As to defendant Jay Fung, he was agreed to a settlement offer that the staff is prepared to submit senior management and the Commission for review.
The other litigation referred to by the SEC is his divorce, Kendall Thompson v. Anthony J. Thompson, Jr., Case No. 147268-FL, and a trust litigation “in which Kendall [Thompson] alleges that Thompson has fraudulently diverted assets from a trust supposedly set up for the benefit of their children to pay for drugs and prostitutes, among other things.” (The quote is from the first footnote in the above-linked letter.)
This letter highlights how the SEC had agreed to a settlement with Thompson but he never formally agreed and now with the new allegations it is my opinion that the SEC will not settle with Thompson:
After approximately two months of what the SEC believed were good faith settlement discussions, Thompson has failed to formally agree or execute the settlement papers sent to him.
Information Obtained From the Matrimonial Case and the Trust Litigation
The SEC has learned from an initial and by necessity cursory review of some of the materials it has recently received of certain facts that are potentially material to the case at bar.

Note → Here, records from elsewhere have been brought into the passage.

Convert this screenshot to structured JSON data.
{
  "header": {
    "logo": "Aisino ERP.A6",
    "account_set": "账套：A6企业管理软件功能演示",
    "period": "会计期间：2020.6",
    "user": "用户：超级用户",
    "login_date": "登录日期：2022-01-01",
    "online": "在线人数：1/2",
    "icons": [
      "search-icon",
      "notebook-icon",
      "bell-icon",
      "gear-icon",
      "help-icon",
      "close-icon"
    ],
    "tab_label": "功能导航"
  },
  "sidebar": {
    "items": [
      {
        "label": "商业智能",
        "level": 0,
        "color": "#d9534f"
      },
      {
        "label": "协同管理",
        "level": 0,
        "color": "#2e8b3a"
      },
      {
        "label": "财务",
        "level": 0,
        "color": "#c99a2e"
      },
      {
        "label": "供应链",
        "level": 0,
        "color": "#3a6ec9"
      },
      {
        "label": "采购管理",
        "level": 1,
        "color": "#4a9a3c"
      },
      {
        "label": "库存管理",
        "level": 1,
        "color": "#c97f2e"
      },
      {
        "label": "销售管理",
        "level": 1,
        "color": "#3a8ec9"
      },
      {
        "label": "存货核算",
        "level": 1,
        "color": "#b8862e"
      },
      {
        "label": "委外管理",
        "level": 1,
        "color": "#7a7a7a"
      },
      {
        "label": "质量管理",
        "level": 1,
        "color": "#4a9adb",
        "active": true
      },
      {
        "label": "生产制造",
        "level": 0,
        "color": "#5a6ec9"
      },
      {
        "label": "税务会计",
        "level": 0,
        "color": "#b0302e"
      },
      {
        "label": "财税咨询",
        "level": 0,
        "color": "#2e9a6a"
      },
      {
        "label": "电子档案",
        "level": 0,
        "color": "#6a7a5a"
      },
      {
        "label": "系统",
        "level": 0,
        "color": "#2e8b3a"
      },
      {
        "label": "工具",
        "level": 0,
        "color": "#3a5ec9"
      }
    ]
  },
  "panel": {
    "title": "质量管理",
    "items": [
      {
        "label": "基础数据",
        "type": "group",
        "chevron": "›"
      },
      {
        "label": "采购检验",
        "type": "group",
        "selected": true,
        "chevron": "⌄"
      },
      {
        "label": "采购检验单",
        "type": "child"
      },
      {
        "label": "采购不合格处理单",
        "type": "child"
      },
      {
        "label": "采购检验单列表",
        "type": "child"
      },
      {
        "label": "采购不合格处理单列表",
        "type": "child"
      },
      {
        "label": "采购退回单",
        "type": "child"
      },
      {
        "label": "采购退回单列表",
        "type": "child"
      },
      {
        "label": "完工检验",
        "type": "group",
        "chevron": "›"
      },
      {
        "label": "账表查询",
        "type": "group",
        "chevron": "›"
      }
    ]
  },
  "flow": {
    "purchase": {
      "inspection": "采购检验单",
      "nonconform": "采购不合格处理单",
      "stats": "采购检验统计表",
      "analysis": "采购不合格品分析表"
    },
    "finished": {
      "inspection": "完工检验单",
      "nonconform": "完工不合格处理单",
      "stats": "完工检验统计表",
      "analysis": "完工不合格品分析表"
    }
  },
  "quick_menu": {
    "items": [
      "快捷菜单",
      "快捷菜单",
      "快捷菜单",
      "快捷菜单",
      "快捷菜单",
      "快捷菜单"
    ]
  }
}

These facts include that Thompson, in addition to the funds received in from the schemes set out in the Complaint, sold off OTC Solutions, Inc. for $6 million. The SEC was also informed that Thompson has been providing “consulting” services to companies located in Belize, might have been paid several million dollars in Belize. The SEC further learned that Thompson might have converted his ill-gotten gains into luxury cars and boats, and jewelry, including expensive watches. Finally, from reviewing the pleadings in those cases the SEC learned that Thompson was accused of similar dilatory and obfuscatory discovery tactics therein, including failing to adequately produce tax returns, banking information, and other financial data.